In a report summarizing a lengthy investigation, the Senate Armed Services Committee determined senior brass at U.S. Transportation Command, the military's logistical hub, typically were unaware of the network violations.

Collectively, the 20 contractor network penetrations "show vulnerabilities in the military's system to deploy troops and equipment in a crisis," states a SASC summary of the investigation.

"These were not just commercial intrusions," committee Chairman Sen. Carl Levin, D-Mich., told reporters Wednesday. "The point here is these [intrusions] have got security implications."

Levin and SASC Ranking Member Sen.
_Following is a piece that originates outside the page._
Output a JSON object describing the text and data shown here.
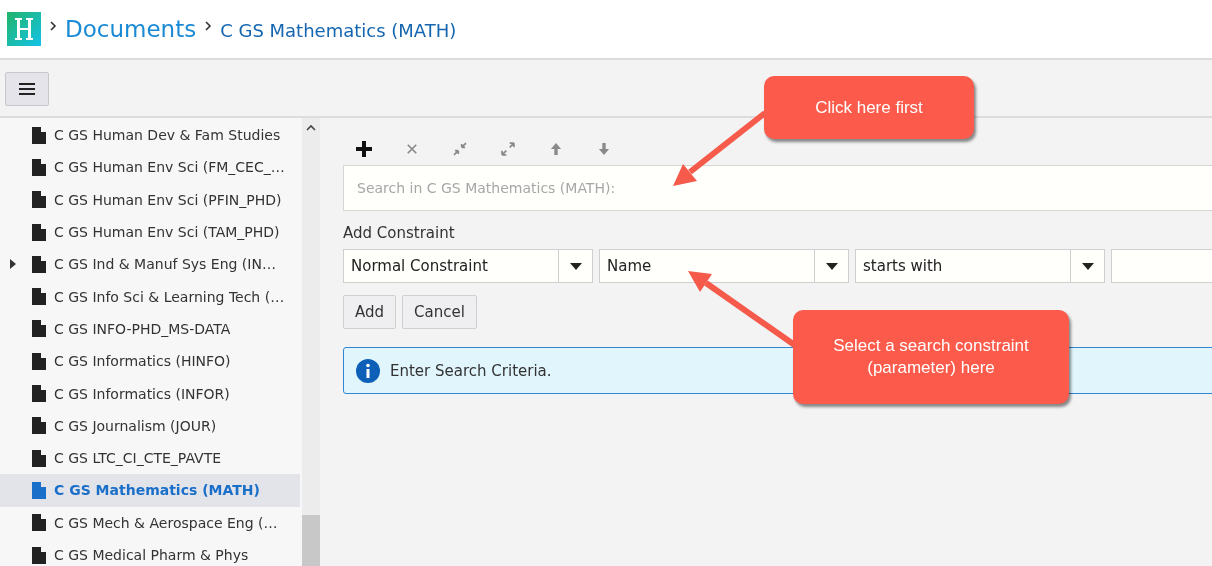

James Inhofe, R-Okla., warned their 12-month investigation reveals even more than previously known about Beijing's involvement in hacking from its own soil.

"These peacetime intrusions into the networks of key defense contractors are more evidence of China's aggressive actions in cyberspace," Levin said. "Our findings are a warning that we must do more to protect strategically significant systems from attack and to share information about intrusions when they do occur."

Inhofe said it is "essential that we put in place a central clearing house that makes it easy for critical contractors, particularly those that are small businesses, to report suspicious cyber activity without adding a burden to their mission-support operations."

The committee's 2015 Pentagon policy bill contains a provision that would establish an office within DoD to collect network-penetration information and ensure it gets to every level it needs to, Levin said.

The chairman said he "has confidence" the Chinese government "is continuing to do what it has been doing."

"We must take steps to defend against that, and where we get info, we have to ensure it gets to the right people," Levin said, warning that top TRANSCOM officials in almost all of the contractor breach incidents were "in the dark."

Among the panel's findings:

■ "A Chinese military intrusion into a TransCom contractor between 2008 and 2010 that compromised emails, documents, user passwords and computer code."

■ "A 2010 intrusion by the Chinese military into the network of a [civilian] contractor in which documents, flight details, credentials and passwords for encrypted email were stolen."

■ "A 2012 Chinese military intrusion into multiple systems onboard a commercial ship contracted by TransCom."